The yellow tongue has been reported with anemia and jaundice (Beaven, 1988). Amongst, reports of yellow tongue in metal toxicity, vanadium is the only agent to produce tongue discoloration (green) levels of which were normal in this patient (Venkataraman & Sudha, 2005). Tellurium (yellow and metallic taste) (yarema). While Tellurium was not tested for because of the low concentrations, Vanadium was tested and was normal. Tongue scraping subjectively improved the metallic taste sensation of the patient. Tongue cleaning, which involves the use of a tongue scraper, has shown to improve taste sensation (Quiryen, Avontroodt, Soers, Zhao, Pauwels, & Steenberghe, 2004). However, this taste improvement has been attributed to reduction in bacteria rather than physiological change. Along with jaundice, the tongue appeared scalloped, meaning irregularly shaped and half-circles indentations around the tongue. These irregularities are caused by the tongue pressing against the teeth due to swelling. Swelling of tongue may occur because of nutrient deficiency and hypothyroidism (Ji, Zubkov, Wijdicks, Manno, Rabinstein, & Kotagal, 2008). As previously stated, the patient exhibited hypothyroidism as well as significant weight loss, possibly attributed to nutrient deficiency.
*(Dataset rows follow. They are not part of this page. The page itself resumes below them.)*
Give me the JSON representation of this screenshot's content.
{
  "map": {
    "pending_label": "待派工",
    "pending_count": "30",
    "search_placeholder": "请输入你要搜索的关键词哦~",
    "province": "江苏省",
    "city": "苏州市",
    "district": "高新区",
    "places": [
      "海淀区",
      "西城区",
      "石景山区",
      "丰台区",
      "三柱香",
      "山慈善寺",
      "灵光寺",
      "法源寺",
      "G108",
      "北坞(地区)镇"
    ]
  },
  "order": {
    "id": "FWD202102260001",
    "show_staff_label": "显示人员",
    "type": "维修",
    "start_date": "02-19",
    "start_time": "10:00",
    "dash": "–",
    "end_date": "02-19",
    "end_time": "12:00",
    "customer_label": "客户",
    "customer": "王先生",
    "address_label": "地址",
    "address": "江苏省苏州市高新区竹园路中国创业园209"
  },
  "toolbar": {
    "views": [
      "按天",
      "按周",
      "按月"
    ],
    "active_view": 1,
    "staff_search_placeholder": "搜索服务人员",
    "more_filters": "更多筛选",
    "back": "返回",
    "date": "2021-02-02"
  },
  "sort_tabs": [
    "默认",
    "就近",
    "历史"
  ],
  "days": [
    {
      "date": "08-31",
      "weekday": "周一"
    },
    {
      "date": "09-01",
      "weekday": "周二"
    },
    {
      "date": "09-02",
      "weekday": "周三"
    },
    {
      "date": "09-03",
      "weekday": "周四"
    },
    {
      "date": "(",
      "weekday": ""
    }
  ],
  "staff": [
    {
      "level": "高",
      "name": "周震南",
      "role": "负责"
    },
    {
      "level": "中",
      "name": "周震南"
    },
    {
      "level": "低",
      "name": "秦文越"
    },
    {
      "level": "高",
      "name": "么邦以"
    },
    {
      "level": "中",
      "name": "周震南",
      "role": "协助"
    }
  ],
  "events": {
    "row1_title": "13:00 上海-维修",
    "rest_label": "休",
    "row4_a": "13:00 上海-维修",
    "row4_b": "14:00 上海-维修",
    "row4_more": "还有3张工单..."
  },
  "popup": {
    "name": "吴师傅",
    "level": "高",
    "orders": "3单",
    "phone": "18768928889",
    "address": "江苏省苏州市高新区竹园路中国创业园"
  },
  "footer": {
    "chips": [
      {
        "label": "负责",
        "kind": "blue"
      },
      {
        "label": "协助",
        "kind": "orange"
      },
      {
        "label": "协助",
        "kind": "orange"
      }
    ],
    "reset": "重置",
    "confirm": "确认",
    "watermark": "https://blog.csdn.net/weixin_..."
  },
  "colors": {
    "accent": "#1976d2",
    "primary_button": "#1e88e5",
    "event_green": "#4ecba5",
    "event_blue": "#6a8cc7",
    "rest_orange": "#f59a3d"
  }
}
The patient displayed other physical anomalies such as decreased blink frequency and arm swing. The blinking mechanism is controlled by the dopaminergic pathway in the nervous system, so reduction in blinking can be attributed to a deficiency in dopamine (Karson, 1988). As a result, many patients that suffer from Parkinsonism show a decrease in blink frequency. The onset of Parkinsonism can explain the reduction in arm swing as a slight loss of motor function. The reduction in pendular reflexes lends further support to the notion, and from exposure to these hard chemicals, the development of Parkinsonism is possible (Bain, 1993).